Despite being a progressive charter in many ways, I think the millions, living and dead, who experienced a Jim Crow education, were excluded from voting, were told what they could or could not do with their bodies or who they could or could not share their lives with – as a result of this Constitution and its rigid interpretation – may share this sentiment.
But this brings me to a point that is closer to home. As with the US Constitution, Bangladesh’s Constitution of 1972 is a remarkable document. It pledged the State to “the high ideals of nationalism, socialism, democracy and secularism” and stirringly envisions a society where political, economic and social justice and equality are assured. It is unfortunate that this bold document did not have much time to establish itself in our nation’s consciousness before being subverted. Since 2009, we have been on a tortuous path to undo the damage wrought by a series of authoritarian interregnums, with the view of re-establishing our original values. These amendments have ranged from the reintroduction of socialism as a fundamental state policy to abolishing the Supreme Judicial Council and reinstating Parliament as the organ responsible for recommending the removal of judges to the President. Perhaps the most controversial decision was to scrap the Caretaker Government system that had been used in each national election since 1991.

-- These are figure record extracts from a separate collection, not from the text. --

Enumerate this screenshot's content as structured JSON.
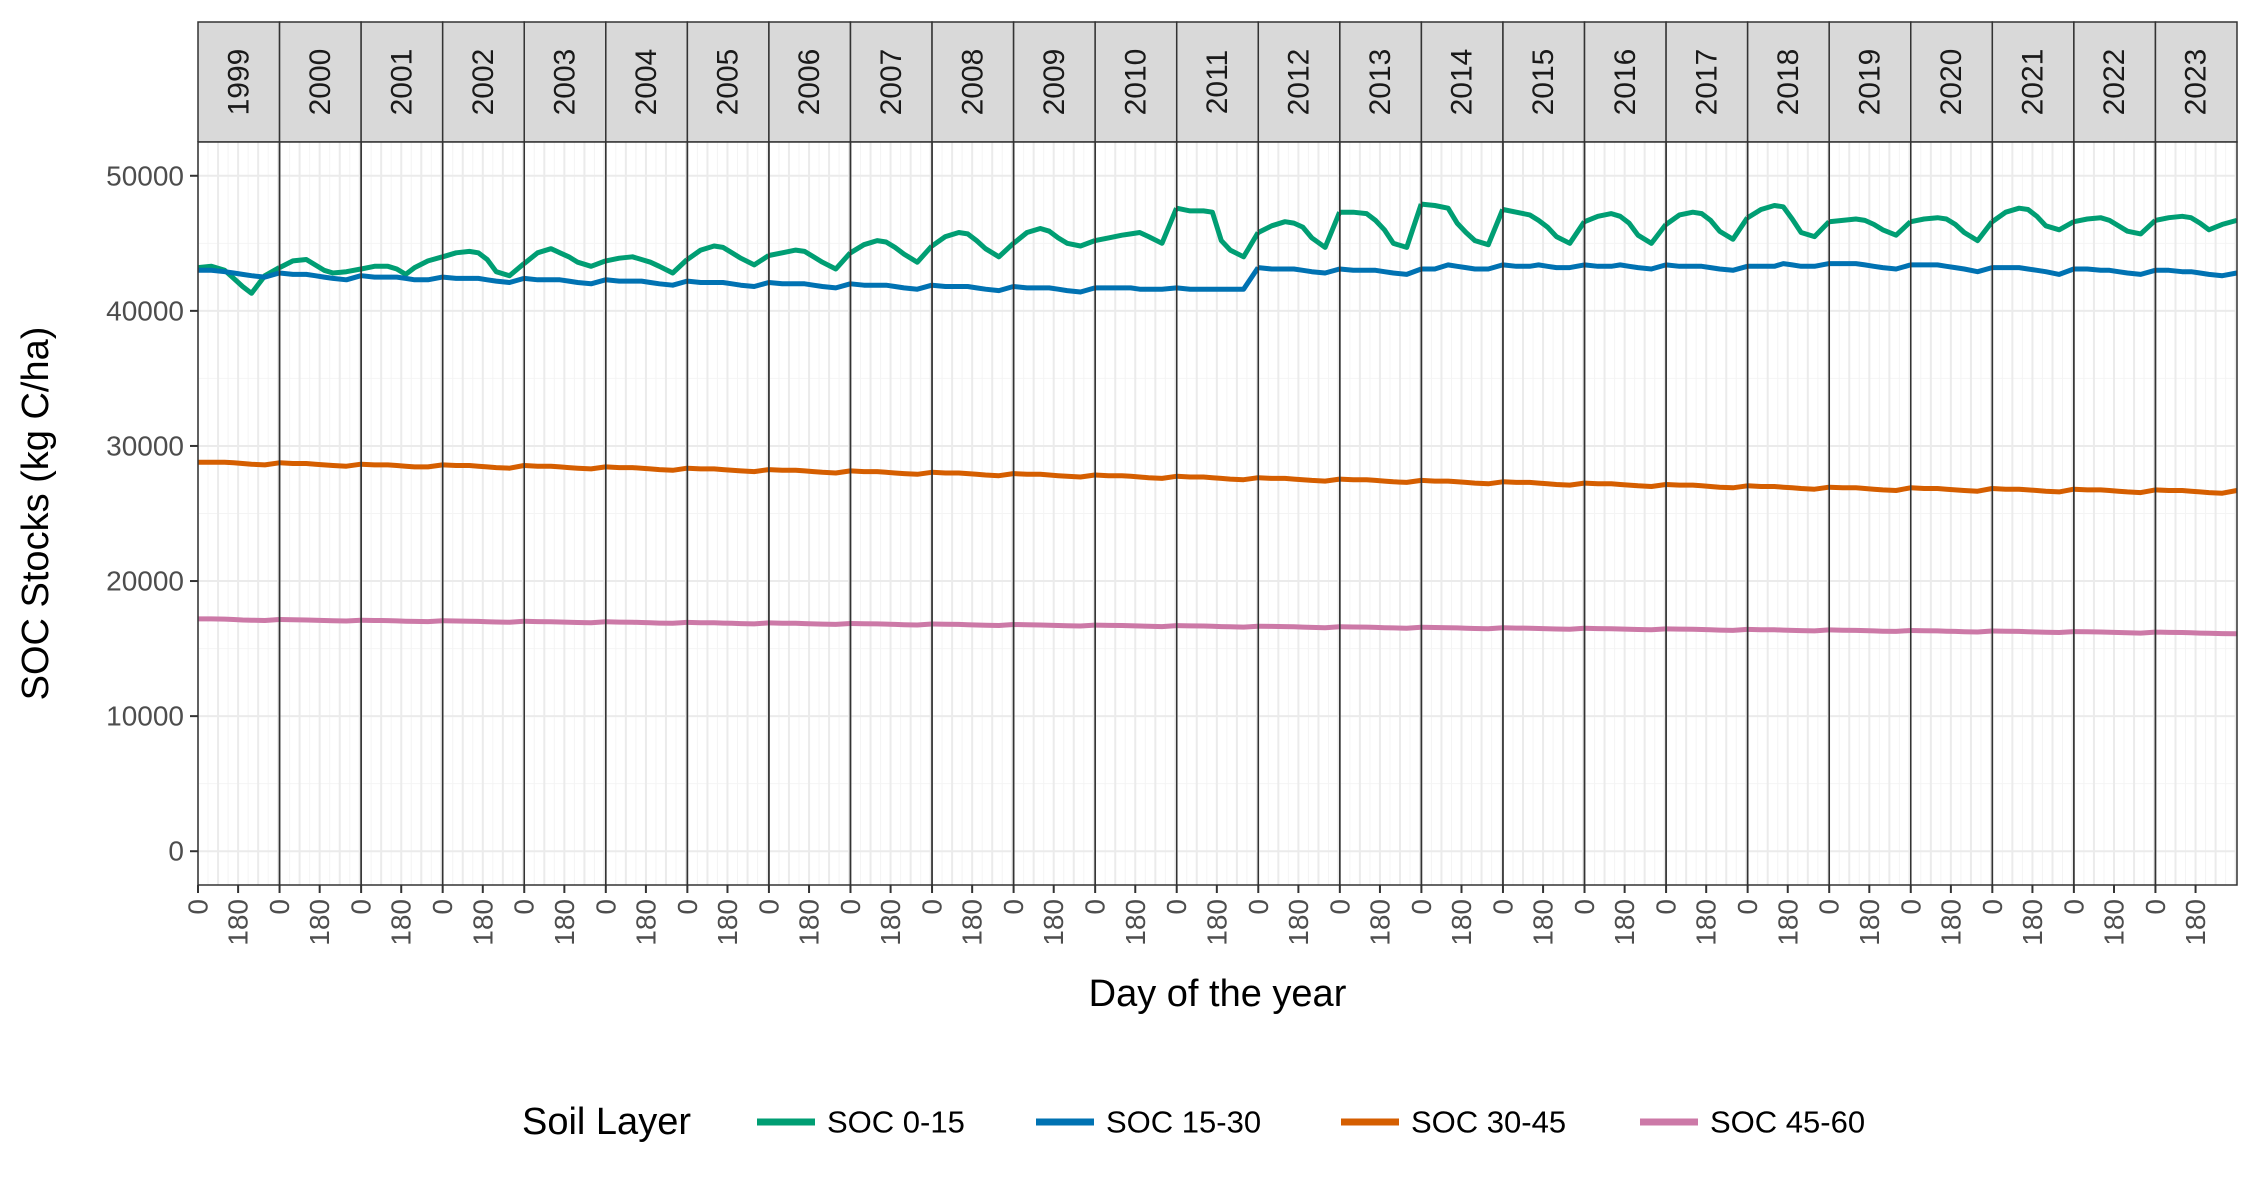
{
  "chart_data": {
    "type": "line",
    "facets": [
      "1999",
      "2000",
      "2001",
      "2002",
      "2003",
      "2004",
      "2005",
      "2006",
      "2007",
      "2008",
      "2009",
      "2010",
      "2011",
      "2012",
      "2013",
      "2014",
      "2015",
      "2016",
      "2017",
      "2018",
      "2019",
      "2020",
      "2021",
      "2022",
      "2023"
    ],
    "x_tick_values": [
      0,
      180
    ],
    "x_tick_labels": [
      "0",
      "180"
    ],
    "x_range": [
      0,
      366
    ],
    "xlabel": "Day of the year",
    "ylabel": "SOC Stocks (kg C/ha)",
    "ylim": [
      -2500,
      52500
    ],
    "y_tick_values": [
      0,
      10000,
      20000,
      30000,
      40000,
      50000
    ],
    "y_tick_labels": [
      "0",
      "10000",
      "20000",
      "30000",
      "40000",
      "50000"
    ],
    "grid": true,
    "legend": {
      "position": "bottom",
      "title": "Soil Layer"
    },
    "day_points": [
      0,
      60,
      120,
      160,
      200,
      240,
      300,
      365
    ],
    "series": [
      {
        "name": "SOC 0-15",
        "color": "#009E73",
        "by_year": [
          [
            43200,
            43300,
            43000,
            42400,
            41800,
            41300,
            42600,
            43200
          ],
          [
            43200,
            43700,
            43800,
            43400,
            43000,
            42800,
            42900,
            43100
          ],
          [
            43100,
            43300,
            43300,
            43100,
            42700,
            43200,
            43700,
            44000
          ],
          [
            44000,
            44300,
            44400,
            44300,
            43800,
            42900,
            42600,
            43500
          ],
          [
            43500,
            44300,
            44600,
            44300,
            44000,
            43600,
            43300,
            43700
          ],
          [
            43700,
            43900,
            44000,
            43800,
            43600,
            43300,
            42800,
            43800
          ],
          [
            43800,
            44500,
            44800,
            44700,
            44300,
            43900,
            43400,
            44100
          ],
          [
            44100,
            44300,
            44500,
            44400,
            44000,
            43600,
            43100,
            44300
          ],
          [
            44300,
            44900,
            45200,
            45100,
            44700,
            44200,
            43600,
            44800
          ],
          [
            44800,
            45500,
            45800,
            45700,
            45200,
            44600,
            44000,
            45000
          ],
          [
            45000,
            45800,
            46100,
            45900,
            45400,
            45000,
            44800,
            45200
          ],
          [
            45200,
            45400,
            45600,
            45700,
            45800,
            45500,
            45000,
            47600
          ],
          [
            47600,
            47400,
            47400,
            47300,
            45200,
            44500,
            44000,
            45800
          ],
          [
            45800,
            46300,
            46600,
            46500,
            46200,
            45400,
            44700,
            47300
          ],
          [
            47300,
            47300,
            47200,
            46700,
            46000,
            45000,
            44700,
            47900
          ],
          [
            47900,
            47800,
            47600,
            46500,
            45800,
            45200,
            44900,
            47500
          ],
          [
            47500,
            47300,
            47100,
            46700,
            46200,
            45500,
            45000,
            46600
          ],
          [
            46600,
            47000,
            47200,
            47000,
            46500,
            45600,
            45000,
            46400
          ],
          [
            46400,
            47100,
            47300,
            47200,
            46700,
            45900,
            45300,
            46900
          ],
          [
            46900,
            47500,
            47800,
            47700,
            46800,
            45800,
            45500,
            46600
          ],
          [
            46600,
            46700,
            46800,
            46700,
            46400,
            46000,
            45600,
            46600
          ],
          [
            46600,
            46800,
            46900,
            46800,
            46400,
            45800,
            45200,
            46600
          ],
          [
            46600,
            47300,
            47600,
            47500,
            47000,
            46300,
            46000,
            46600
          ],
          [
            46600,
            46800,
            46900,
            46700,
            46300,
            45900,
            45700,
            46700
          ],
          [
            46700,
            46900,
            47000,
            46900,
            46500,
            46000,
            46400,
            46700
          ]
        ]
      },
      {
        "name": "SOC 15-30",
        "color": "#0072B2",
        "by_year": [
          [
            43000,
            43000,
            42900,
            42800,
            42700,
            42600,
            42500,
            42800
          ],
          [
            42800,
            42700,
            42700,
            42600,
            42500,
            42400,
            42300,
            42600
          ],
          [
            42600,
            42500,
            42500,
            42500,
            42400,
            42300,
            42300,
            42500
          ],
          [
            42500,
            42400,
            42400,
            42400,
            42300,
            42200,
            42100,
            42400
          ],
          [
            42400,
            42300,
            42300,
            42300,
            42200,
            42100,
            42000,
            42300
          ],
          [
            42300,
            42200,
            42200,
            42200,
            42100,
            42000,
            41900,
            42200
          ],
          [
            42200,
            42100,
            42100,
            42100,
            42000,
            41900,
            41800,
            42100
          ],
          [
            42100,
            42000,
            42000,
            42000,
            41900,
            41800,
            41700,
            42000
          ],
          [
            42000,
            41900,
            41900,
            41900,
            41800,
            41700,
            41600,
            41900
          ],
          [
            41900,
            41800,
            41800,
            41800,
            41700,
            41600,
            41500,
            41800
          ],
          [
            41800,
            41700,
            41700,
            41700,
            41600,
            41500,
            41400,
            41700
          ],
          [
            41700,
            41700,
            41700,
            41700,
            41600,
            41600,
            41600,
            41700
          ],
          [
            41700,
            41600,
            41600,
            41600,
            41600,
            41600,
            41600,
            43200
          ],
          [
            43200,
            43100,
            43100,
            43100,
            43000,
            42900,
            42800,
            43100
          ],
          [
            43100,
            43000,
            43000,
            43000,
            42900,
            42800,
            42700,
            43100
          ],
          [
            43100,
            43100,
            43400,
            43300,
            43200,
            43100,
            43100,
            43400
          ],
          [
            43400,
            43300,
            43300,
            43400,
            43300,
            43200,
            43200,
            43400
          ],
          [
            43400,
            43300,
            43300,
            43400,
            43300,
            43200,
            43100,
            43400
          ],
          [
            43400,
            43300,
            43300,
            43300,
            43200,
            43100,
            43000,
            43300
          ],
          [
            43300,
            43300,
            43300,
            43500,
            43400,
            43300,
            43300,
            43500
          ],
          [
            43500,
            43500,
            43500,
            43400,
            43300,
            43200,
            43100,
            43400
          ],
          [
            43400,
            43400,
            43400,
            43300,
            43200,
            43100,
            42900,
            43200
          ],
          [
            43200,
            43200,
            43200,
            43100,
            43000,
            42900,
            42700,
            43100
          ],
          [
            43100,
            43100,
            43000,
            43000,
            42900,
            42800,
            42700,
            43000
          ],
          [
            43000,
            43000,
            42900,
            42900,
            42800,
            42700,
            42600,
            42800
          ]
        ]
      },
      {
        "name": "SOC 30-45",
        "color": "#D55E00",
        "by_year": [
          [
            28800,
            28800,
            28800,
            28750,
            28700,
            28650,
            28600,
            28750
          ],
          [
            28750,
            28700,
            28700,
            28650,
            28600,
            28550,
            28500,
            28650
          ],
          [
            28650,
            28600,
            28600,
            28550,
            28500,
            28450,
            28450,
            28600
          ],
          [
            28600,
            28550,
            28550,
            28500,
            28450,
            28400,
            28350,
            28550
          ],
          [
            28550,
            28500,
            28500,
            28450,
            28400,
            28350,
            28300,
            28450
          ],
          [
            28450,
            28400,
            28400,
            28350,
            28300,
            28250,
            28200,
            28350
          ],
          [
            28350,
            28300,
            28300,
            28250,
            28200,
            28150,
            28100,
            28250
          ],
          [
            28250,
            28200,
            28200,
            28150,
            28100,
            28050,
            28000,
            28150
          ],
          [
            28150,
            28100,
            28100,
            28050,
            28000,
            27950,
            27900,
            28050
          ],
          [
            28050,
            28000,
            28000,
            27950,
            27900,
            27850,
            27800,
            27950
          ],
          [
            27950,
            27900,
            27900,
            27850,
            27800,
            27750,
            27700,
            27850
          ],
          [
            27850,
            27800,
            27800,
            27750,
            27700,
            27650,
            27600,
            27750
          ],
          [
            27750,
            27700,
            27700,
            27650,
            27600,
            27550,
            27500,
            27650
          ],
          [
            27650,
            27600,
            27600,
            27550,
            27500,
            27450,
            27400,
            27550
          ],
          [
            27550,
            27500,
            27500,
            27450,
            27400,
            27350,
            27300,
            27450
          ],
          [
            27450,
            27400,
            27400,
            27350,
            27300,
            27250,
            27200,
            27350
          ],
          [
            27350,
            27300,
            27300,
            27250,
            27200,
            27150,
            27100,
            27250
          ],
          [
            27250,
            27200,
            27200,
            27150,
            27100,
            27050,
            27000,
            27150
          ],
          [
            27150,
            27100,
            27100,
            27050,
            27000,
            26950,
            26900,
            27050
          ],
          [
            27050,
            27000,
            27000,
            26950,
            26900,
            26850,
            26800,
            26950
          ],
          [
            26950,
            26900,
            26900,
            26850,
            26800,
            26750,
            26700,
            26900
          ],
          [
            26900,
            26850,
            26850,
            26800,
            26750,
            26700,
            26650,
            26850
          ],
          [
            26850,
            26800,
            26800,
            26750,
            26700,
            26650,
            26600,
            26800
          ],
          [
            26800,
            26750,
            26750,
            26700,
            26650,
            26600,
            26550,
            26750
          ],
          [
            26750,
            26700,
            26700,
            26650,
            26600,
            26550,
            26500,
            26700
          ]
        ]
      },
      {
        "name": "SOC 45-60",
        "color": "#CC79A7",
        "by_year": [
          [
            17200,
            17200,
            17180,
            17150,
            17120,
            17100,
            17080,
            17150
          ],
          [
            17150,
            17130,
            17120,
            17100,
            17080,
            17060,
            17040,
            17100
          ],
          [
            17100,
            17080,
            17070,
            17050,
            17030,
            17010,
            17000,
            17060
          ],
          [
            17060,
            17040,
            17030,
            17010,
            16990,
            16970,
            16950,
            17020
          ],
          [
            17020,
            17000,
            16990,
            16970,
            16950,
            16930,
            16910,
            16980
          ],
          [
            16980,
            16960,
            16950,
            16930,
            16910,
            16890,
            16870,
            16940
          ],
          [
            16940,
            16920,
            16910,
            16890,
            16870,
            16850,
            16830,
            16900
          ],
          [
            16900,
            16880,
            16870,
            16850,
            16830,
            16810,
            16790,
            16860
          ],
          [
            16860,
            16840,
            16830,
            16810,
            16790,
            16770,
            16750,
            16820
          ],
          [
            16820,
            16800,
            16790,
            16770,
            16750,
            16730,
            16710,
            16780
          ],
          [
            16780,
            16760,
            16750,
            16730,
            16710,
            16690,
            16670,
            16740
          ],
          [
            16740,
            16720,
            16710,
            16690,
            16670,
            16650,
            16630,
            16700
          ],
          [
            16700,
            16680,
            16670,
            16650,
            16630,
            16610,
            16590,
            16660
          ],
          [
            16660,
            16640,
            16630,
            16610,
            16590,
            16570,
            16550,
            16620
          ],
          [
            16620,
            16600,
            16590,
            16570,
            16550,
            16530,
            16510,
            16580
          ],
          [
            16580,
            16560,
            16550,
            16530,
            16510,
            16490,
            16470,
            16540
          ],
          [
            16540,
            16520,
            16510,
            16490,
            16470,
            16450,
            16430,
            16500
          ],
          [
            16500,
            16480,
            16470,
            16450,
            16430,
            16410,
            16390,
            16460
          ],
          [
            16460,
            16440,
            16430,
            16410,
            16390,
            16370,
            16350,
            16420
          ],
          [
            16420,
            16400,
            16390,
            16370,
            16350,
            16330,
            16310,
            16380
          ],
          [
            16380,
            16360,
            16350,
            16330,
            16310,
            16290,
            16270,
            16340
          ],
          [
            16340,
            16320,
            16310,
            16290,
            16270,
            16250,
            16230,
            16300
          ],
          [
            16300,
            16280,
            16270,
            16250,
            16230,
            16210,
            16190,
            16260
          ],
          [
            16260,
            16240,
            16230,
            16210,
            16190,
            16170,
            16150,
            16220
          ],
          [
            16220,
            16200,
            16190,
            16170,
            16150,
            16130,
            16110,
            16100
          ]
        ]
      }
    ]
  }
}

As to be expected, this was a politically charged process. Some claimed that such a move threatens to ossify the Constitution and denies the (purported) improvements made to its provisions through subsequent amendments. Whether the Constitution is fossilised or not, will largely depend on the future action of our Courts and Parliament. Leaving aside the essentially political question of whether one electoral process is superior to another, or one judicial investigation procedure is better than another, a study needs to be undertaken on whether our higher courts consistently adopt an ‘originalist’ approach to constitutional interpretation or construe it as a living document. Similarly, it is necessary to note the additions made, that were not envisioned by the drafters. An earlier Government included a quota for 50 female MPs (which, till date, has been retained) and through the Fifteenth Amendment, a new fundamental principle of state policy was added to preserve the environment and biodiversity.
I hope that through the application of the legislative and judicial mind, the outstanding debate on minority rights and recognition will also be prudently settled so that during the Golden Jubilee of our Constitution, there are far fewer suffering quietly than they did in the US over two centuries.